Cell–cell fusion, a fundamental biological process that is critical for multicellular organism development, has essential roles in conception, placentation, myogenesis, the immune response, and tissue regeneration. Despite the ubiquity of cell–cell fusion, the molecular mechanisms governing gene expression and nuclear function in multinucleate cells remain largely unknown. This research proposal uses the C. elegans epidermal syncytium as a powerful in vivo system to uncover fundamental mechanisms of multinucleate cell formation and function. This innovative, multidisciplinary approach combines single-nucleus genomics, advanced microscopy, and genome engineering to investigate three key scientific aims. First, this work will explore how cell fusion facilitates epidermal specification by examining transcriptional regulation and focusing on the ELT-3 transcription factor and its downstream genes. By tracking target gene expression and ELT-3 localization, the study will determine how cytoplasmic sharing during fusion drives developmental progression. The second aim will investigate fusion's role in synchronizing oscillatory gene control and extracellular matrix organization. Through longitudinal RNA sequencing paired with confocal light and transmission electron microscopy, I will track cuticle gene expression patterns and structural changes in fusion-defective mutants.

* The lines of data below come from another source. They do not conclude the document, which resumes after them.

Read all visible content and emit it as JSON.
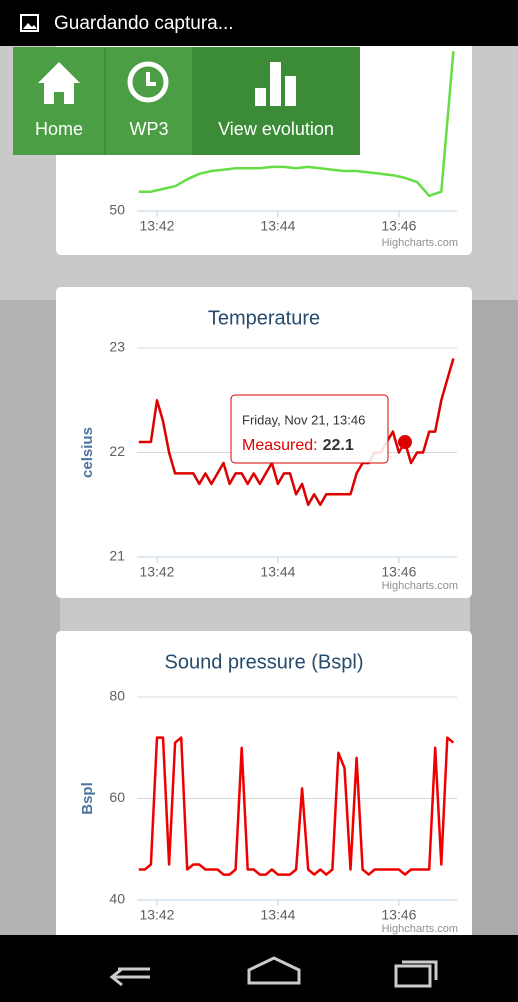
{
  "status_bar": {
    "text": "Guardando captura..."
  },
  "nav": {
    "buttons": [
      "Home",
      "WP3",
      "View evolution"
    ]
  },
  "chart_data": [
    {
      "type": "line",
      "color": "#66dd44",
      "x": [
        41.7,
        41.9,
        42.1,
        42.3,
        42.5,
        42.7,
        42.9,
        43.1,
        43.3,
        43.5,
        43.7,
        43.9,
        44.1,
        44.3,
        44.5,
        44.7,
        44.9,
        45.1,
        45.3,
        45.5,
        45.7,
        45.9,
        46.1,
        46.3,
        46.5,
        46.7,
        46.9
      ],
      "values": [
        64,
        64,
        66,
        68,
        73,
        77,
        79,
        80,
        81,
        81,
        81,
        82,
        82,
        81,
        82,
        81,
        80,
        79,
        79,
        78,
        77,
        76,
        74,
        71,
        61,
        64,
        166
      ],
      "xlim": [
        41.67,
        46.96
      ],
      "ylim": [
        50,
        169
      ],
      "xticks": [
        {
          "value": 42,
          "label": "13:42"
        },
        {
          "value": 44,
          "label": "13:44"
        },
        {
          "value": 46,
          "label": "13:46"
        }
      ],
      "yticks": [
        50
      ],
      "credits": "Highcharts.com"
    },
    {
      "type": "line",
      "title": "Temperature",
      "y_label": "celsius",
      "color": "#dd0000",
      "x": [
        41.7,
        41.8,
        41.9,
        42.0,
        42.1,
        42.2,
        42.3,
        42.4,
        42.5,
        42.6,
        42.7,
        42.8,
        42.9,
        43.0,
        43.1,
        43.2,
        43.3,
        43.4,
        43.5,
        43.6,
        43.7,
        43.8,
        43.9,
        44.0,
        44.1,
        44.2,
        44.3,
        44.4,
        44.5,
        44.6,
        44.7,
        44.8,
        44.9,
        45.0,
        45.1,
        45.2,
        45.3,
        45.4,
        45.5,
        45.6,
        45.7,
        45.8,
        45.9,
        46.0,
        46.1,
        46.2,
        46.3,
        46.4,
        46.5,
        46.6,
        46.7,
        46.8,
        46.9
      ],
      "values": [
        22.1,
        22.1,
        22.1,
        22.5,
        22.3,
        22.0,
        21.8,
        21.8,
        21.8,
        21.8,
        21.7,
        21.8,
        21.7,
        21.8,
        21.9,
        21.7,
        21.8,
        21.8,
        21.7,
        21.8,
        21.7,
        21.8,
        21.9,
        21.7,
        21.8,
        21.8,
        21.6,
        21.7,
        21.5,
        21.6,
        21.5,
        21.6,
        21.6,
        21.6,
        21.6,
        21.6,
        21.8,
        21.9,
        21.9,
        22.0,
        22.0,
        22.1,
        22.2,
        22.0,
        22.1,
        21.9,
        22.0,
        22.0,
        22.2,
        22.2,
        22.5,
        22.7,
        22.9
      ],
      "xlim": [
        41.67,
        46.96
      ],
      "ylim": [
        21,
        23
      ],
      "xticks": [
        {
          "value": 42,
          "label": "13:42"
        },
        {
          "value": 44,
          "label": "13:44"
        },
        {
          "value": 46,
          "label": "13:46"
        }
      ],
      "yticks": [
        21,
        22,
        23
      ],
      "tooltip": {
        "date": "Friday, Nov 21, 13:46",
        "label": "Measured:",
        "index": 44
      },
      "credits": "Highcharts.com"
    },
    {
      "type": "line",
      "title": "Sound pressure (Bspl)",
      "y_label": "Bspl",
      "color": "#ee0000",
      "x": [
        41.7,
        41.8,
        41.9,
        42.0,
        42.1,
        42.2,
        42.3,
        42.4,
        42.5,
        42.6,
        42.7,
        42.8,
        42.9,
        43.0,
        43.1,
        43.2,
        43.3,
        43.4,
        43.5,
        43.6,
        43.7,
        43.8,
        43.9,
        44.0,
        44.1,
        44.2,
        44.3,
        44.4,
        44.5,
        44.6,
        44.7,
        44.8,
        44.9,
        45.0,
        45.1,
        45.2,
        45.3,
        45.4,
        45.5,
        45.6,
        45.7,
        45.8,
        45.9,
        46.0,
        46.1,
        46.2,
        46.3,
        46.4,
        46.5,
        46.6,
        46.7,
        46.8,
        46.9
      ],
      "values": [
        46,
        46,
        47,
        72,
        72,
        47,
        71,
        72,
        46,
        47,
        47,
        46,
        46,
        46,
        45,
        45,
        46,
        70,
        46,
        46,
        45,
        45,
        46,
        45,
        45,
        45,
        46,
        62,
        46,
        45,
        46,
        45,
        46,
        69,
        66,
        46,
        68,
        46,
        45,
        46,
        46,
        46,
        46,
        46,
        45,
        46,
        46,
        46,
        46,
        70,
        47,
        72,
        71
      ],
      "xlim": [
        41.67,
        46.96
      ],
      "ylim": [
        40,
        80
      ],
      "xticks": [
        {
          "value": 42,
          "label": "13:42"
        },
        {
          "value": 44,
          "label": "13:44"
        },
        {
          "value": 46,
          "label": "13:46"
        }
      ],
      "yticks": [
        40,
        60,
        80
      ],
      "credits": "Highcharts.com"
    }
  ]
}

This approach will reveal how cell fusion coordinates developmental timing and gene regulation across different developmental stages. The third aim will comprehensively examine nuclear heterogeneity within the syncytium. Using single-nucleus RNA sequencing and single-molecule FISH, I will map individual nuclear transcriptomes and connect them to developmental lineages to explore whether nuclei maintain distinct identities or converge to a shared fate. This study will offer unprecedented insights into the transcriptional consequences of cell fusion, in part through innovative technical approaches—including conditional fusion mutants and single-nucleus sequencing. This research will provide a comprehensive understanding of how cytoplasmic sharing and nuclear interactions drive cellular differentiation and tissue development. My findings will have broad implications across biology, illuminating mechanisms underlying developmental processes in syncytial tissues and providing a basis for understanding the implications of fusion defects in human health and disease.